Generated code is real, readable Python:

class User(Message[_UserFields]):
    __slots__ = ("first_name", "last_name", "active", "manager", "locations", "projects", "contact")
    if TYPE_CHECKING:
        def __init__(
            self,
            *,
            first_name: str = "",
            last_name: str = "",
            active: bool = False,
            manager: User | None = None,
            locations: list[str] | None = None,
            projects: dict[str, str] | None = None,
            contact: Oneof[Literal["email"], str] | Oneof[Literal["phone"], str] | None = None,
        ) -> None: ...
        first_name: str
        last_name: str
        active: bool
        manager: User | None
        locations: list[str]
        projects: dict[str, str]
        contact: Oneof[Literal["email"], str] | Oneof[Literal["phone"], str] | None

Working with it feels like normal Python:

import copy
from gen.user_pb import User
from protobuf import Oneof

user = User(first_name="Alice", active=True, locations=["NYC", "LDN"])
user.last_name = "Smith"
wire = user.to_binary()
parsed = User.from_binary(wire)

match parsed.contact:
    case Oneof(field="email", value=email):
        send(email)
    case Oneof(field="phone", value=phone):
        call(phone)

inactive = copy.replace(parsed, active=False)  # Python 3.13+

Oneofs become pattern-matchable values. Enums are real IntEnum members. Pyright, mypy, and pytype read the generated code without stubs. Generated files use relative imports. Types resolve via an explicit Registry, not a global pool.

Complete Spec Coverage

Other libraries like betterproto are nicer but drop half the spec. betterproto is proto3-only with no proto2, editions, extensions, or custom options. protobuf-py covers the entire spec: proto2, proto3, editions, extensions, custom options, groups, unknown-field preservation across round trips, packed and expanded repeated fields, and full ProtoJSON encoding of well-known types. It passes Google's conformance suite with zero failures — checked into the repo, and CI fails if that changes.

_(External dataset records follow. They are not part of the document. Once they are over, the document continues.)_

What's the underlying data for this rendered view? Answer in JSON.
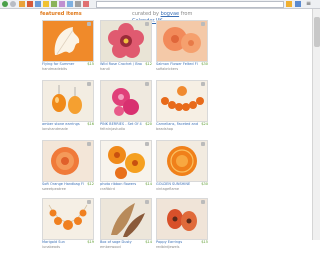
{
  "browser": {
    "menu_glyph": "≡"
  },
  "page": {
    "title": "featured items",
    "curated_prefix": "curated by",
    "curator": "bogvae",
    "from_text": "from",
    "source": "Calendar.UK"
  },
  "items": [
    {
      "title": "Flying for Summer",
      "shop": "handmadebits",
      "price": "$15"
    },
    {
      "title": "Wild Rose Crochet / Brooch",
      "shop": "handi",
      "price": "$12"
    },
    {
      "title": "Salmon Flower Felted Flower",
      "shop": "sofiabrickers",
      "price": "$30"
    },
    {
      "title": "amber stone earrings",
      "shop": "lonshandmade",
      "price": "$16"
    },
    {
      "title": "PINK BERRIES - Set Of 4",
      "shop": "feltninjastudio",
      "price": "$20"
    },
    {
      "title": "Carnelians, Faceted and poly",
      "shop": "beadshop",
      "price": "$24"
    },
    {
      "title": "Soft Orange Handbag Flower",
      "shop": "sweetpeatree",
      "price": "$12"
    },
    {
      "title": "photo ribbon flowers",
      "shop": "craftbird",
      "price": "$14"
    },
    {
      "title": "GOLDEN SUNSHINE",
      "shop": "vintageflame",
      "price": "$30"
    },
    {
      "title": "Marigold Sun",
      "shop": "lunabeads",
      "price": "$19"
    },
    {
      "title": "Box of sage Dusty",
      "shop": "emberwood",
      "price": "$14"
    },
    {
      "title": "Poppy Earrings",
      "shop": "redbirdjewels",
      "price": "$15"
    }
  ]
}
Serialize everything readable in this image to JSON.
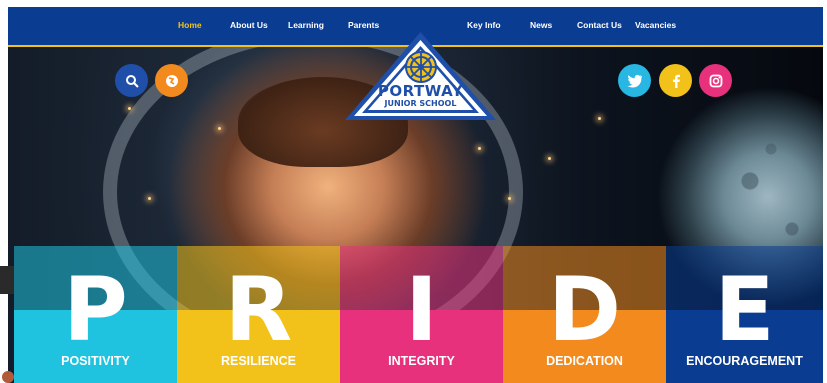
{
  "nav": {
    "items": [
      {
        "label": "Home",
        "active": true
      },
      {
        "label": "About Us",
        "active": false
      },
      {
        "label": "Learning",
        "active": false
      },
      {
        "label": "Parents",
        "active": false
      },
      {
        "label": "Key Info",
        "active": false
      },
      {
        "label": "News",
        "active": false
      },
      {
        "label": "Contact Us",
        "active": false
      },
      {
        "label": "Vacancies",
        "active": false
      }
    ],
    "background_color": "#0a3d91",
    "active_color": "#f6c417"
  },
  "logo": {
    "line1": "PORTWAY",
    "line2": "JUNIOR SCHOOL",
    "icon": "ship-wheel-icon"
  },
  "tools": [
    {
      "icon": "search-icon",
      "color": "#1f4fa8"
    },
    {
      "icon": "translate-globe-icon",
      "color": "#f28a1e"
    }
  ],
  "social": [
    {
      "icon": "twitter-icon",
      "color": "#27b7e2"
    },
    {
      "icon": "facebook-icon",
      "color": "#f2c21a"
    },
    {
      "icon": "instagram-icon",
      "color": "#e8317c"
    }
  ],
  "values": [
    {
      "letter": "P",
      "word": "POSITIVITY",
      "color": "#1fc3df"
    },
    {
      "letter": "R",
      "word": "RESILIENCE",
      "color": "#f2c21a"
    },
    {
      "letter": "I",
      "word": "INTEGRITY",
      "color": "#e8317c"
    },
    {
      "letter": "D",
      "word": "DEDICATION",
      "color": "#f28a1e"
    },
    {
      "letter": "E",
      "word": "ENCOURAGEMENT",
      "color": "#0a3d91"
    }
  ]
}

Performance: Fast Where It Counts

A benchmark that parses a message and throws it away makes upb look untouchable because it defers work. Production code parses once, branches on fields, reads a few values, copies, and serializes. upb pays the Python translation cost on every read. protobuf-py pays it zero times after the first read because parsing already produced a normal Python object.

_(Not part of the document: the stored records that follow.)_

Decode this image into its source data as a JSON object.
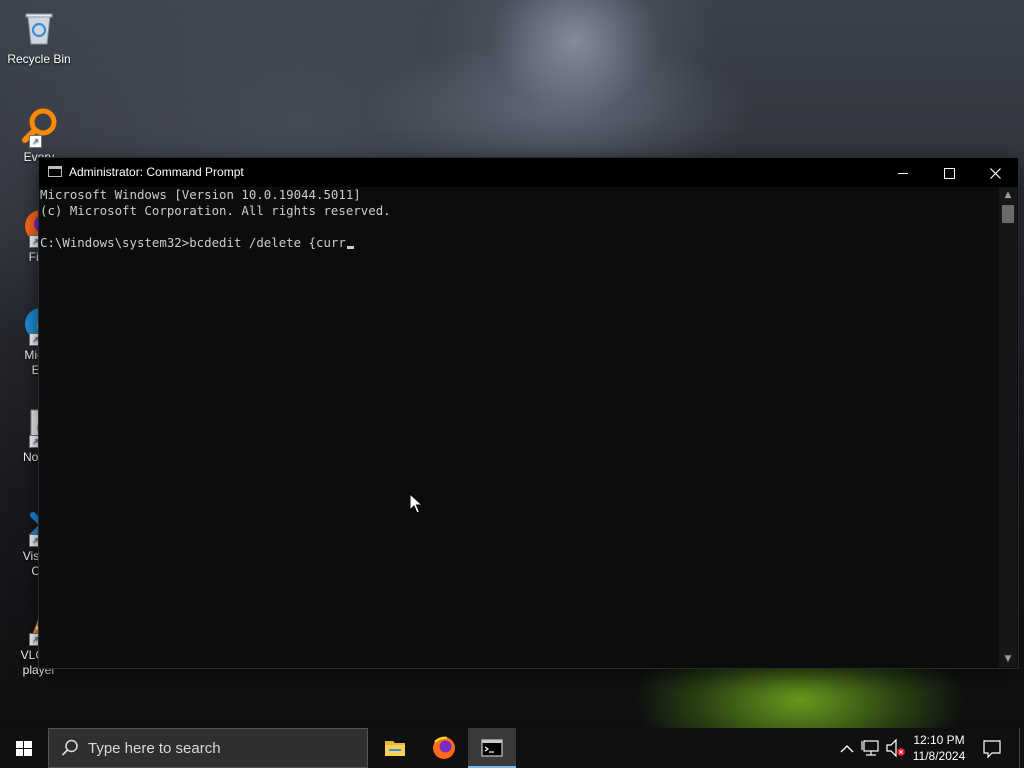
{
  "desktop": {
    "icons": [
      {
        "label": "Recycle Bin",
        "icon": "recycle-bin-icon"
      },
      {
        "label": "Every",
        "icon": "everything-search-icon"
      },
      {
        "label": "Fire",
        "icon": "firefox-icon"
      },
      {
        "label_line1": "Micro",
        "label_line2": "Ed",
        "icon": "edge-icon"
      },
      {
        "label": "Notep",
        "icon": "notepad-plus-plus-icon"
      },
      {
        "label_line1": "Visual",
        "label_line2": "Co",
        "icon": "vscode-icon"
      },
      {
        "label_line1": "VLC m",
        "label_line2": "player",
        "icon": "vlc-icon"
      }
    ]
  },
  "window": {
    "title": "Administrator: Command Prompt",
    "controls": {
      "minimize": "minimize",
      "maximize": "maximize",
      "close": "close"
    }
  },
  "console": {
    "lines": [
      "Microsoft Windows [Version 10.0.19044.5011]",
      "(c) Microsoft Corporation. All rights reserved.",
      "",
      "C:\\Windows\\system32>bcdedit /delete {curr"
    ]
  },
  "taskbar": {
    "search_placeholder": "Type here to search",
    "apps": [
      "file-explorer-icon",
      "firefox-icon",
      "command-prompt-icon"
    ],
    "clock": {
      "time": "12:10 PM",
      "date": "11/8/2024"
    }
  },
  "colors": {
    "console_bg": "#0c0c0c",
    "console_text": "#cccccc",
    "taskbar_bg": "#101010",
    "active_indicator": "#76b9ed"
  }
}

Buf benchmarked a real-world workload: building a home page response for a social media site. Throughput (ops/sec) relative to upb (higher is faster):

Workloadupbprotobuf-py
Build home page response (end-to-end)1.0x1.06x
Parse (in isolation)1.0x0.22x
Serialize (in isolation)1.0x0.60x

In isolation, upb wins marshaling. End-to-end, protobuf-py comes out ahead. The payload is text-heavy (Reddit post bodies, bios, notifications), where keeping strings as Python objects pays off most. The benchmark is at test_bench.py in the repo.

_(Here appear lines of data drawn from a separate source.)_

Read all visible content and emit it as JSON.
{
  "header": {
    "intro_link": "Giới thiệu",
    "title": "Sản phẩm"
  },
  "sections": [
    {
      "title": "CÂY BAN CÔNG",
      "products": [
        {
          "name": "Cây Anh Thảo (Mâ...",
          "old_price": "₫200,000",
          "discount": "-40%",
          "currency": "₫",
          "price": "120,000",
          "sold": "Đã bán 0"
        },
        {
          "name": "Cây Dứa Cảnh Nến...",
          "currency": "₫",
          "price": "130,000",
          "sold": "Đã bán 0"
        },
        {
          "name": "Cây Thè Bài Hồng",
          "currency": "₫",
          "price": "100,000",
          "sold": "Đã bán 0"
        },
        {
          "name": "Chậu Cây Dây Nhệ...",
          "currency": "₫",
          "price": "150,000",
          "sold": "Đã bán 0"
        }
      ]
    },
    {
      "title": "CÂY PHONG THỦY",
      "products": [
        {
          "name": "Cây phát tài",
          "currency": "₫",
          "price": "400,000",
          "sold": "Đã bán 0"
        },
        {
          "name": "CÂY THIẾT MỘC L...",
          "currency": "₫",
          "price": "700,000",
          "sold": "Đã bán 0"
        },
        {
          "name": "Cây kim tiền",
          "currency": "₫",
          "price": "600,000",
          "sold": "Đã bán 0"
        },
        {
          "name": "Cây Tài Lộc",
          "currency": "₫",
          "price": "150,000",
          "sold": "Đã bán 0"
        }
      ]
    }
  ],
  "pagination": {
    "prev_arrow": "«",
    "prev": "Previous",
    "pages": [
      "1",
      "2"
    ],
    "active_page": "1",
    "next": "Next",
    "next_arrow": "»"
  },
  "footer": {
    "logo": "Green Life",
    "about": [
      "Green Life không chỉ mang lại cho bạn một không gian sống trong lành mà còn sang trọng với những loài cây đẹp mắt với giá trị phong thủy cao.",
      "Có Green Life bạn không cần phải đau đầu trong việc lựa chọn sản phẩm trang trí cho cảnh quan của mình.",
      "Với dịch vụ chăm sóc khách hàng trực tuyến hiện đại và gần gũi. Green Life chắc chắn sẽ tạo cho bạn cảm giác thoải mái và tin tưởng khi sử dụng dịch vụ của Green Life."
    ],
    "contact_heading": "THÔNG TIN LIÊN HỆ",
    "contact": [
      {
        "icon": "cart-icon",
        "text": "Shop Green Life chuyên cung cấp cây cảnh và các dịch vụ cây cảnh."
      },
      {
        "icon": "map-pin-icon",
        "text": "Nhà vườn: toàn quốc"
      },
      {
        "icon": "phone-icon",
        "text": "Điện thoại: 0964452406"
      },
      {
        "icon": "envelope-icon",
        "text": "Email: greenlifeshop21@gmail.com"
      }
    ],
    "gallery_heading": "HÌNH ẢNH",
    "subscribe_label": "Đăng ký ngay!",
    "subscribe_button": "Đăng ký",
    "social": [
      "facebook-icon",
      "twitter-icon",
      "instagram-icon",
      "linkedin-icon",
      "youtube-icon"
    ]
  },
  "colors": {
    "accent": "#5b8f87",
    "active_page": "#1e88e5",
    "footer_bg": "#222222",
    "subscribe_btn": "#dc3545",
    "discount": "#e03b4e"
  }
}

The Rust accelerator is optional and automatic. Prebuilt wheels load it when present; a pure-Python path behaves identically. It runs on free-threaded Python 3.14. No runtime dependencies.

Getting Started

# In your existing UV project
uv add protobuf-py
uv add --dev protoc-gen-py buf-bin

Point a buf.gen.yaml at your .proto files:

version: v2
inputs:
  - directory: proto
plugins:
  - local: protoc-gen-py
    out: gen

Then generate:

uv run buf generate

You get a typed _pb.py you can open and read. Docs are live, source and benchmarks on GitHub, issues open.

Buf has a track record here: the Buf CLI, Schema Registry, ConnectRPC, Protovalidate, and protobuf-es for TypeScript. Buf engineers worked on Protobuf editions. This library is built by people who helped write the spec.